Position Yourself for Success
It is our belief that all Marquis traders should be armed to approach the financial markets with confidence and finesse, which is why we are committed to offering you everything we can to enhance your knowledge base and broaden your toolbox of trading strategies and approaches. A full understanding of the financial markets is vital to the success of all traders, and this is where our resources on the best forex tips and strategies will prove immensely useful. We have identified three key strategies you can adopt to poise yourself to take on any obstacles you may face as a trader.
Pivot points are a widely used technical analysis tool, and they rely on support and resistance levels, which give traders a visual yardstick of pressure points contained in a market. Support levels refer to levels at which a price decrease is persistently rejected. On the other hand, resistance levels refer to levels at which a price increase is persistently rejected. Traders who study support and resistance levels are typically on the lookout for the prospect of purchasing as soon as the support level has been driven against, but not broken through multiple times. There is a tendency for this to take place at the end of a strong up-candle, which tells us that buyers will be looking to drive the price upwards. Traders may also choose to look out for when a support level which has been established prior is pushed through with a strong bullish candle, which creates the same situation of buyers looking to push the price higher.

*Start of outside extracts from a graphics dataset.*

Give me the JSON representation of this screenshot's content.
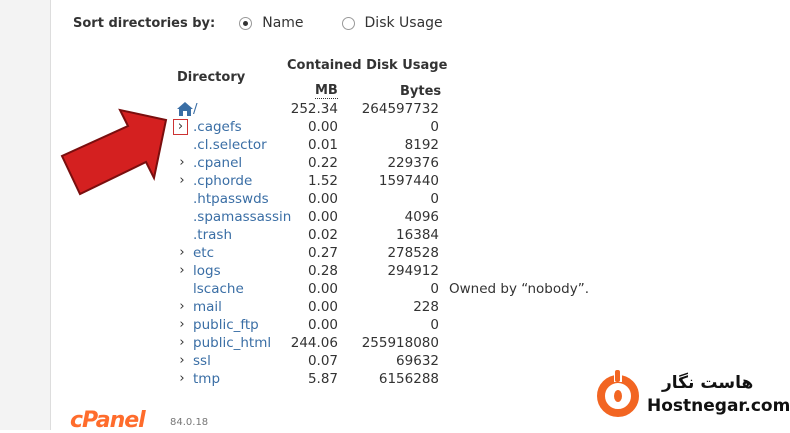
{
  "sort": {
    "label": "Sort directories by:",
    "options": [
      {
        "label": "Name",
        "selected": true
      },
      {
        "label": "Disk Usage",
        "selected": false
      }
    ]
  },
  "headers": {
    "directory": "Directory",
    "contained": "Contained Disk Usage",
    "mb": "MB",
    "bytes": "Bytes"
  },
  "rows": [
    {
      "name": "/",
      "mb": "252.34",
      "bytes": "264597732",
      "icon": "home-icon",
      "expand": false
    },
    {
      "name": ".cagefs",
      "mb": "0.00",
      "bytes": "0",
      "expand": true,
      "highlight": true
    },
    {
      "name": ".cl.selector",
      "mb": "0.01",
      "bytes": "8192",
      "expand": false
    },
    {
      "name": ".cpanel",
      "mb": "0.22",
      "bytes": "229376",
      "expand": true
    },
    {
      "name": ".cphorde",
      "mb": "1.52",
      "bytes": "1597440",
      "expand": true
    },
    {
      "name": ".htpasswds",
      "mb": "0.00",
      "bytes": "0",
      "expand": false
    },
    {
      "name": ".spamassassin",
      "mb": "0.00",
      "bytes": "4096",
      "expand": false
    },
    {
      "name": ".trash",
      "mb": "0.02",
      "bytes": "16384",
      "expand": false
    },
    {
      "name": "etc",
      "mb": "0.27",
      "bytes": "278528",
      "expand": true
    },
    {
      "name": "logs",
      "mb": "0.28",
      "bytes": "294912",
      "expand": true
    },
    {
      "name": "lscache",
      "mb": "0.00",
      "bytes": "0",
      "expand": false,
      "note": "Owned by “nobody”."
    },
    {
      "name": "mail",
      "mb": "0.00",
      "bytes": "228",
      "expand": true
    },
    {
      "name": "public_ftp",
      "mb": "0.00",
      "bytes": "0",
      "expand": true
    },
    {
      "name": "public_html",
      "mb": "244.06",
      "bytes": "255918080",
      "expand": true
    },
    {
      "name": "ssl",
      "mb": "0.07",
      "bytes": "69632",
      "expand": true
    },
    {
      "name": "tmp",
      "mb": "5.87",
      "bytes": "6156288",
      "expand": true
    }
  ],
  "footer": {
    "brand": "cPanel",
    "version": "84.0.18"
  },
  "watermark": {
    "fa": "هاست نگار",
    "en": "Hostnegar.com",
    "accent": "#f26522"
  },
  "colors": {
    "link": "#3a6ea5",
    "arrow": "#d42020"
  }
}
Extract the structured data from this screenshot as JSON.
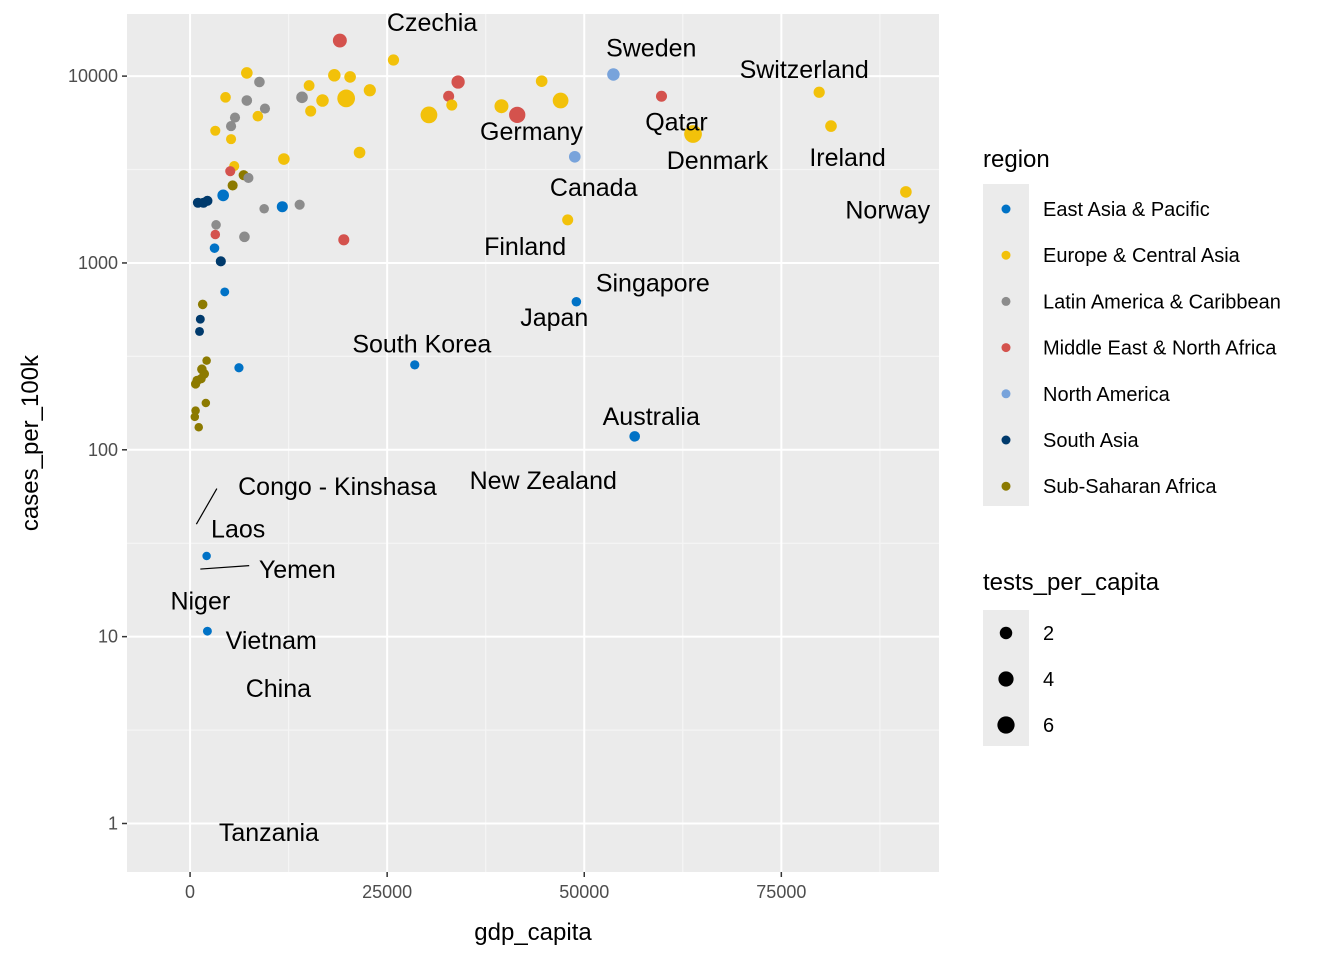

Here is where the pivot level becomes especially important. Pivot levels refer to a series of support and resistance levels which include a median price level. The medial level is known as the pivot point, with the levels above and beneath it referred to as the support and resistance lines respectively. Utilizing the prior trading sessions’ open, high, low and close to determine these pivot levels offer traders an advantage above those who are only using singular support and resistance levels. Pivot levels allow traders to gauge support and resistance levels on a scale relative to an average price range, which in turn is believed to have a possible correlation to future price moments.